There's a change coming, though, with a growing number of regions featuring their own special brands of gourmet chicken meat, grown more slowly for a proven juicier, tastier end-product. Some systems have gone for heavier brown-feathered birds, but the good news is that a lot of this new high-quality output is achieved with standard broiler hybrids, such as the Ross 708. Guaranteeing the meat comes from small units with more space per bird on the floor, with home-grown cereal rations and, in the end,  a comparatively short final journey to the slaughterhouse is also boosting European market demand for the more expensive (at least one-third extra) meat.

One of the great pioneers in gourmet chicken marketing is the Wesphalian family firm of Borgmeier in Germany with its "Kikok" corn-fed chickens. The Borgmeiers started selecting small-scale producers willing to go for extra quality 20 years ago. Nowadays, this means the producers face up to 30 per cent higher costs per kilogram liveweight.

Despite this, there's continued interest from the farmers' side and now senior partner Werner Borgmeier reports sales of 6,000 branded Kikok chickens almost every day of the year. All the meat comes from Ross birds. Some 15 per cent of production sells as entire birds; the rest is cut into breast fillets and other pieces, and 300 selected trade outlets are the only selling points.

Farmers producing Kikok chicks undertake to feed 50 per cent corn and 20 per cent of their homegrown small grains, and the corn diet gives the birds another distinctive selling point – their gold-yellow color.
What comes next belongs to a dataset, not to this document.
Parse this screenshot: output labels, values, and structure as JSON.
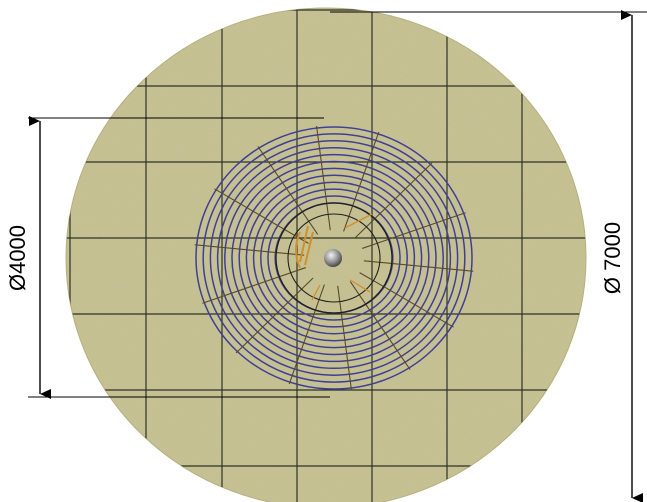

Other rules for these corn-fed chicks include eight hours' rest without any lighting in the barn, chopped straw bedding only, and a slower feeding regime of 45 to 48 days to a 2.3 kilogram end weight. Stocking density is a maximum 24 kilograms per square metre or 10 slaughter-ready birds. The legal maximum in Germany is 39 kilograms per square metre of barn floor.

"We find there's a bonus in keeping the chicks occupied, too," adds Werner Borgmeier. "Our producers are required to leave straw bales on the floor for the birds to climb onto and we have pendulum platforms that swing just a few centimeters above the barn floor. The birds seem to like piling onto these."
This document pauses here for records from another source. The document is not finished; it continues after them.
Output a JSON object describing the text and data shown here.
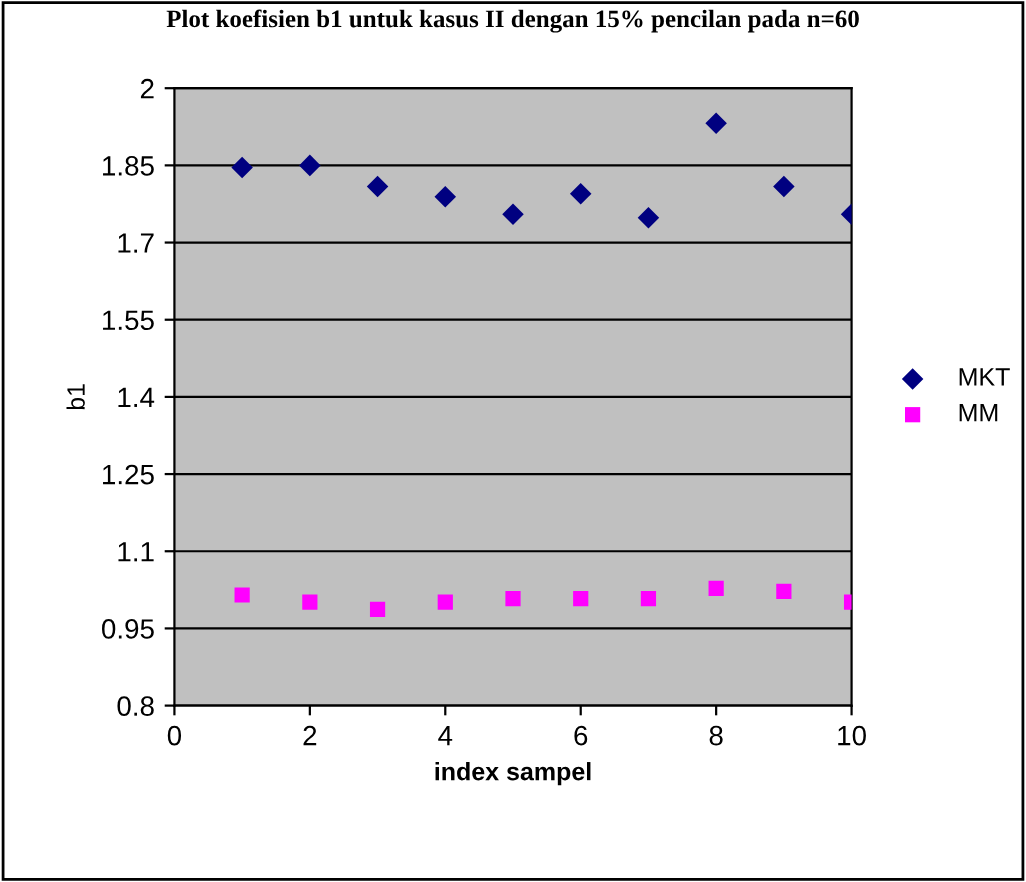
{
  "chart_data": {
    "type": "scatter",
    "title": "Plot koefisien b1 untuk kasus II dengan 15% pencilan pada n=60",
    "xlabel": "index sampel",
    "ylabel": "b1",
    "x": [
      1,
      2,
      3,
      4,
      5,
      6,
      7,
      8,
      9,
      10
    ],
    "series": [
      {
        "name": "MKT",
        "color": "#000080",
        "marker": "diamond",
        "values": [
          1.846,
          1.85,
          1.809,
          1.789,
          1.755,
          1.795,
          1.748,
          1.932,
          1.809,
          1.755
        ]
      },
      {
        "name": "MM",
        "color": "#ff00ff",
        "marker": "square",
        "values": [
          1.015,
          1.001,
          0.987,
          1.001,
          1.008,
          1.008,
          1.008,
          1.028,
          1.022,
          1.001
        ]
      }
    ],
    "xlim": [
      0,
      10
    ],
    "xticks": [
      0,
      2,
      4,
      6,
      8,
      10
    ],
    "ylim": [
      0.8,
      2
    ],
    "yticks": [
      0.8,
      0.95,
      1.1,
      1.25,
      1.4,
      1.55,
      1.7,
      1.85,
      2
    ],
    "grid": "y",
    "legend": "right"
  }
}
Another selling point: a maximum two and a half hour drive to the slaughterhouse on a continent where eight continuous hours is the maximum in most countries.

OK, so the farmers get more money for their trouble, and customers really seem to be queuing- up for the resultant meat. (Werner Borgmeier says they could sell double the amount of Kikok corn-fed chickens at Christmas.)
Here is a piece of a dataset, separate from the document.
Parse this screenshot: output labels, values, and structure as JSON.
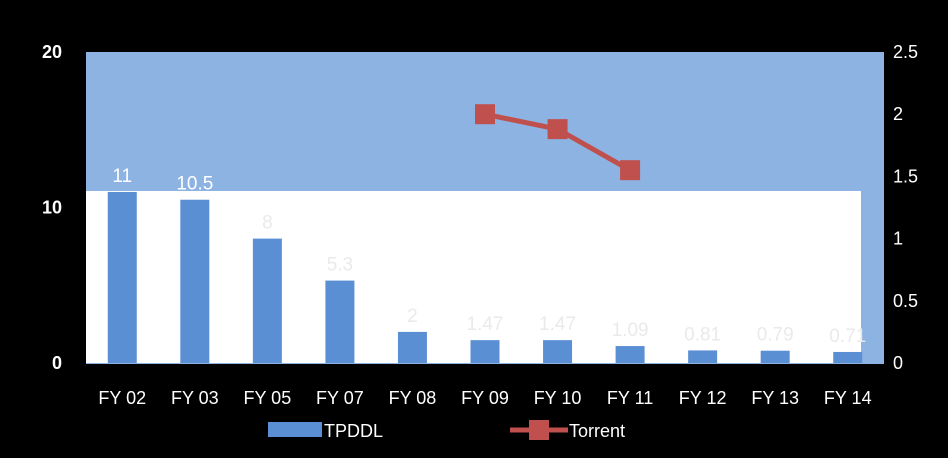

But what do the farmers themselves think? Marcus Hillemeier is one of just 20 producers of the special brand. He has enough acres to grow corn and wheat for a 20,000-bird Kikok enterprise plus a 30,000-bird conventional broiler production barn on his farm. The conventionally reared birds – also Ross 707s – are grown faster at regular stocking density for slaughter at 39 days for another Borgmeier slaughter line that processes over 100,000 conventional chickens per day for other markets.

Marcus Hillemeier's father was one of the first suppliers of gourmet chickens to Borgmeier. "It's a much more satisfying job," says Marcus. "The birds have more space, which means drier floors, and natural lighting. The combination seems to make them more alert and inquisitive, but without any aggression. For instance, there's no feather pecking and we haven't had the vet here for months. The chicks arrive as day-olds and, after just a few weeks, they are queuing to climb onto the bales on the barn floor or to get onto the swings."

Will Marcus expand to something like the average chicken production unit size in his country? "No way," he answers. "Maybe the greatest attraction of growing added-value chicken like the Kikok," he says, "is that we make enough from a comparatively small business to survive as a family concern without having to hire hands or invest in much bigger barns."

Like everywhere else, adds Marcus, there's no shortage of bankers and advisers urging expansion. "But we can resist the pressure, partly because we know there's a good market now for a quality chicken out there." BF

Norman Dunn writes about European agriculture from Germany.